I suspect that doing this with an Action might be fairly simple, but would
perhaps lose the ability to check for source changes unless I also use a
Depends call.

If I use SharedLibrary, I keep getting an error that SConsEnvironment
object has no attribute 'SharedLibrary'. I understand this is due to my
overwriting the 'tools' input to the Environment constructor, but using
tools = ['default', 'myTool'] doesn't help.

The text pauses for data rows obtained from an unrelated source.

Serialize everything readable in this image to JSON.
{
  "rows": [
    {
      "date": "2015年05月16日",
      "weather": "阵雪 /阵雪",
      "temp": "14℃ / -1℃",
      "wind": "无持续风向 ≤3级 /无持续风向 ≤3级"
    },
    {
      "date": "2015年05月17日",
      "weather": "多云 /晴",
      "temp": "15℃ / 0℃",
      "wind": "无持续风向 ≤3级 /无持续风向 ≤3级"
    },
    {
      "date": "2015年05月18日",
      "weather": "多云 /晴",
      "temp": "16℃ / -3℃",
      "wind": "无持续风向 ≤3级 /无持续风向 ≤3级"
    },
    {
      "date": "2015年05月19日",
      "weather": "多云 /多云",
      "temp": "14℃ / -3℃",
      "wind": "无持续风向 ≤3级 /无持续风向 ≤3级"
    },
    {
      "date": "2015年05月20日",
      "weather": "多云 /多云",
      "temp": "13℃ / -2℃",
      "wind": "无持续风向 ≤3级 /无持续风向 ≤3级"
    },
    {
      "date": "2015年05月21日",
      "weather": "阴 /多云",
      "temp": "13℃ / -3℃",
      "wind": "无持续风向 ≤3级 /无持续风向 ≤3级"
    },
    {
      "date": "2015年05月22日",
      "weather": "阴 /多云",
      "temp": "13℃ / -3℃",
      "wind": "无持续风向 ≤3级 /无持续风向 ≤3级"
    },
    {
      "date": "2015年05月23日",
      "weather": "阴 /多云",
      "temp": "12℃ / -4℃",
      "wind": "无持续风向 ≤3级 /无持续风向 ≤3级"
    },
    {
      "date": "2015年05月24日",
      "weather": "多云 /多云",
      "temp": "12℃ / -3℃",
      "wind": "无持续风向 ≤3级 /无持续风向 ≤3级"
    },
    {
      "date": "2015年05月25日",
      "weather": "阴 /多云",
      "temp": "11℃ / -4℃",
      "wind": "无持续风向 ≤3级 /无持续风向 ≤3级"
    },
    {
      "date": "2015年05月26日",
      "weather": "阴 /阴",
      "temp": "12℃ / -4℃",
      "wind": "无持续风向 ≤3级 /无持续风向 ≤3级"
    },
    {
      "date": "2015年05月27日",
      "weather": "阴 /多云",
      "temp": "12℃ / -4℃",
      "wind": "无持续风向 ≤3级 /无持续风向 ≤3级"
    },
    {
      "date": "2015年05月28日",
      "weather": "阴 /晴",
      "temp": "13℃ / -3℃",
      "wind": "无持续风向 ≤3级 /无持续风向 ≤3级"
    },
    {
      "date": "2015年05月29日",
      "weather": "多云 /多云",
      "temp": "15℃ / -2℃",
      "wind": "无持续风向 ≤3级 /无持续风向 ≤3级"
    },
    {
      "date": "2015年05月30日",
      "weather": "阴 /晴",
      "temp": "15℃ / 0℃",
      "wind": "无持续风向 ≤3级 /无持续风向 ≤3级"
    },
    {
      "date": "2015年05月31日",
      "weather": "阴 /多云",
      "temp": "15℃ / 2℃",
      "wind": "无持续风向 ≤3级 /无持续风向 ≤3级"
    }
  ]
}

Why is this? Which values need to be written (and can these be written
after the initialization of the Environment?). I've tried setting things
like env['SHCXX'] and env['CXX'] but this produces no visible change (at
least to the error - the changes are visible when printing env.__dict__).

What is the correct/best/most SCons-like way to do this? Should I be
setting the 'platform' value when creating the Environment (and would I
need to write a new platform object?)? Should I avoid the SharedLibrary
builder and use Action + Depends or similar?